Every culture has a story to tell. Often times, it is done through words passed on from the lips of our ancestors until it reaches our ears in the stories we hear today. Architecture is one of the greatest storytellers. Through its varied surfaces warn by time, weather, and the actions of man, it continues to stand strong as a mirror to the world around it. Like the campfire words that may become muddled over time, the stories told through architecture might also change and become lost in man’s progression. Pagan architecture exemplifies the idea of architecture as a great storyteller for the way it has risen, fallen, and risen again.
Based on beautiful and often scary folklores, Paganism forms draw from its unique links between the natural world and the manmade one. As a result, beautiful wooden temples adorned by tribal and spiritual symbols speak to the power of a higher being. However, with the rise of Christianity and its brutal conquest, many of these forms were hidden and built over by elaborate churches, which meant having to rely on speculative drawings or word-of-mouth to understand Pagan structures. Fortunately, many of today’s Eastern European countries, like Lithuania and Russia, push towards the progression of the revival of the Pagan faith, specifically in the groups the Romuva and Rodnovery.

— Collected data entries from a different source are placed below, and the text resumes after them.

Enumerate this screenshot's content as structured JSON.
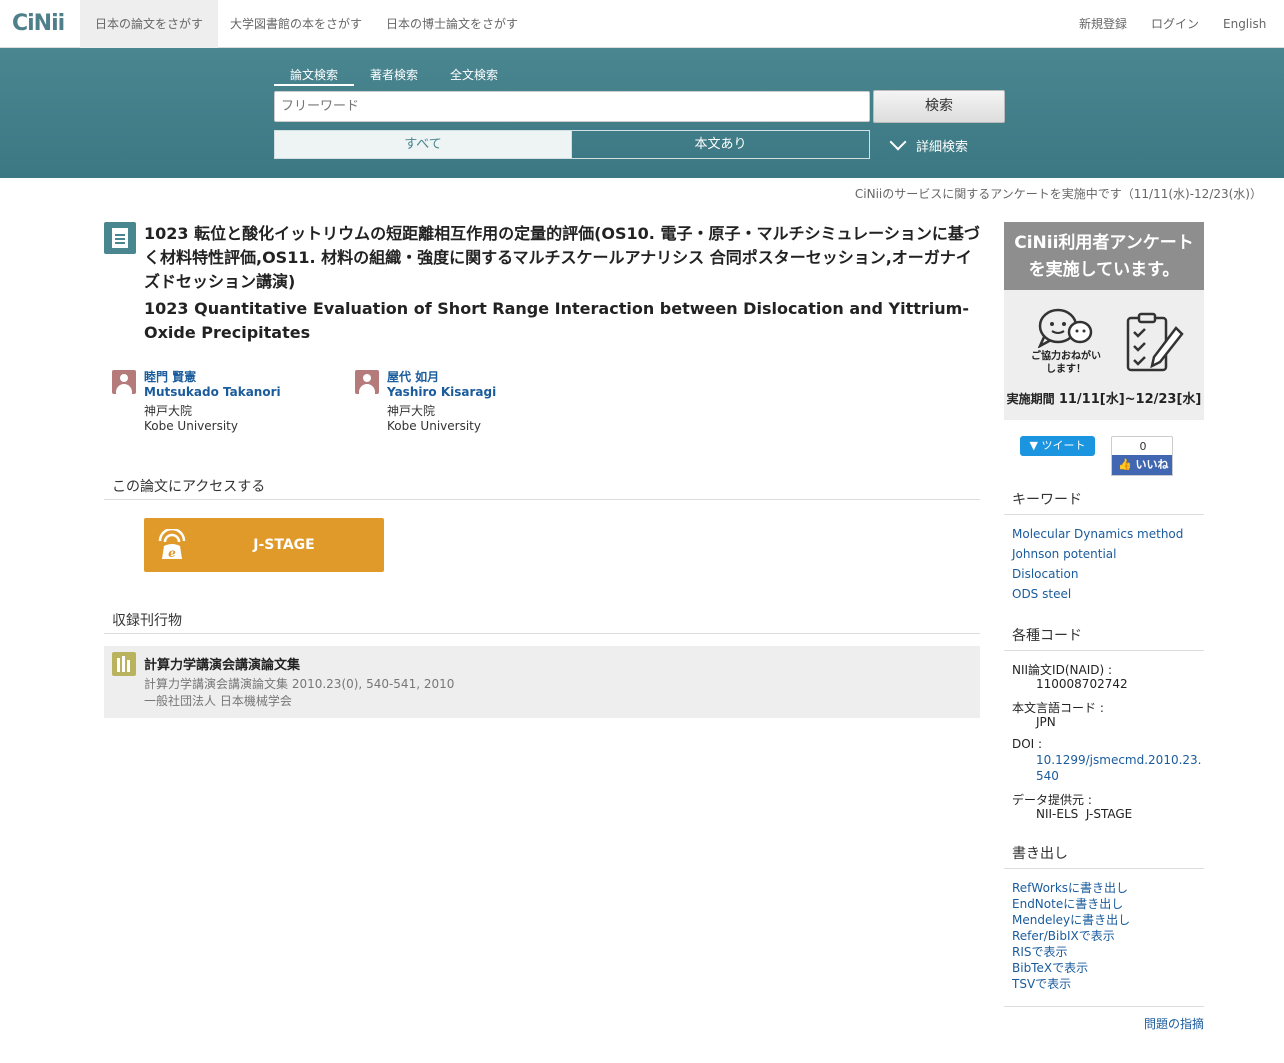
{
  "nav": {
    "logo": "CiNii",
    "tabs": [
      "日本の論文をさがす",
      "大学図書館の本をさがす",
      "日本の博士論文をさがす"
    ],
    "register": "新規登録",
    "login": "ログイン",
    "language": "English"
  },
  "search": {
    "tabs": [
      "論文検索",
      "著者検索",
      "全文検索"
    ],
    "placeholder": "フリーワード",
    "button": "検索",
    "filters": [
      "すべて",
      "本文あり"
    ],
    "advanced": "詳細検索"
  },
  "notice": "CiNiiのサービスに関するアンケートを実施中です（11/11(水)-12/23(水)）",
  "article": {
    "title_ja": "1023 転位と酸化イットリウムの短距離相互作用の定量的評価(OS10. 電子・原子・マルチシミュレーションに基づく材料特性評価,OS11. 材料の組織・強度に関するマルチスケールアナリシス 合同ポスターセッション,オーガナイズドセッション講演)",
    "title_en": "1023 Quantitative Evaluation of Short Range Interaction between Dislocation and Yittrium-Oxide Precipitates",
    "authors": [
      {
        "name_ja": "睦門 賢憲",
        "name_en": "Mutsukado Takanori",
        "aff_ja": "神戸大院",
        "aff_en": "Kobe University"
      },
      {
        "name_ja": "屋代 如月",
        "name_en": "Yashiro Kisaragi",
        "aff_ja": "神戸大院",
        "aff_en": "Kobe University"
      }
    ],
    "access_heading": "この論文にアクセスする",
    "jstage_label": "J-STAGE",
    "journal_heading": "収録刊行物",
    "journal": {
      "title": "計算力学講演会講演論文集",
      "detail": "計算力学講演会講演論文集 2010.23(0), 540-541, 2010",
      "publisher": "一般社団法人 日本機械学会"
    }
  },
  "sidebar": {
    "banner": {
      "line1": "CiNii利用者アンケート",
      "line2": "を実施しています。",
      "caption1": "ご協力おねがい",
      "caption2": "します！",
      "period_label": "実施期間",
      "period_value": "11/11[水]~12/23[水]"
    },
    "tweet": "ツイート",
    "like_count": "0",
    "like_label": "いいね",
    "keywords_heading": "キーワード",
    "keywords": [
      "Molecular Dynamics method",
      "Johnson potential",
      "Dislocation",
      "ODS steel"
    ],
    "codes_heading": "各種コード",
    "codes": [
      {
        "label": "NII論文ID(NAID) :",
        "value": "110008702742"
      },
      {
        "label": "本文言語コード :",
        "value": "JPN"
      },
      {
        "label": "DOI :",
        "value_line1": "10.1299/jsmecmd.2010.23.",
        "value_line2": "540"
      },
      {
        "label": "データ提供元 :",
        "value": "NII-ELS  J-STAGE"
      }
    ],
    "export_heading": "書き出し",
    "exports": [
      "RefWorksに書き出し",
      "EndNoteに書き出し",
      "Mendeleyに書き出し",
      "Refer/BibIXで表示",
      "RISで表示",
      "BibTeXで表示",
      "TSVで表示"
    ],
    "report": "問題の指摘"
  }
}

With a lot of lost histories, I draw connections and understanding through the symbolism, stories, and traditions behind Paganism. For this project, I cross-examined the structures of the Temple of a Slavic God, the Slavic Kremlin Vitaly Sundakov, and the Pyramid of Merkine. One a traditional Pagan structure, one a modern Pagan structure, and a third a Christian structure that I argue draws from Pagan roots based on the materials and its relationship to the outside world.
Developing Pagan Folklore & Architecture…
Here are some of the early stages of the models. The first one is based off the Slavic Kremlin Vitaly Sundakov, ad the second one is based off of the Temple of a Slavic God. For these, I really wanted to understand the structures and get down to the details. When put side by side, it helped to establish size and compared shapes. The third image was before I had built a model of the Pyramid of Merkine.
Eventually, I started to add cameras to move through the space. The lighting was not finalized yet as I was not sure how best to represent that at the moment. With this first test animation, I realized I did not like the perspective or starting from the bottom and wanted more focus on the cross as this structure was the only Christian structure.
With the following two test animations, I realized I was not seeing enough of the structure. I decided that I wanted more close-ups on the totems that would later be built.
As the animation begins, large objects of veneration slide across the screen leaving room for the next to enter. Through ghost-like movements, the idea of a shifting time and space is implied. Starting with totems, these forms all have a bulky and unique detailing that draws them together. From the final totem, elaborate and imperfect models of architecture rise up, one after the other. There is no particular order in the six sequences as they are meant to blur together into one Pagan form instead of three unique structures of varying time and ideas.Eventually, after capturing the essence of the three forms, they come together in one final scene to see progression. A lack of environment isolates the forms and obscures their locations, and the only thing viewers have to give a sense of space is an acknowledgment of day told through the ways of light and shadow. As the camera pans to reveal all three forms, colors come to life and change in rapid succession. Through these subtle links, connections are drawn between the passing of time and structures. Eventually, with all in view, a changing of light symbolizes both the passing of time, a greater being, and an emphasis on the natural world in opposition to the constructed.
- How to direct attention when a character/text/narrator is not present?
- How to create connections between different forms?
- What is necessary when working with cultural histories that are very hidden and lost?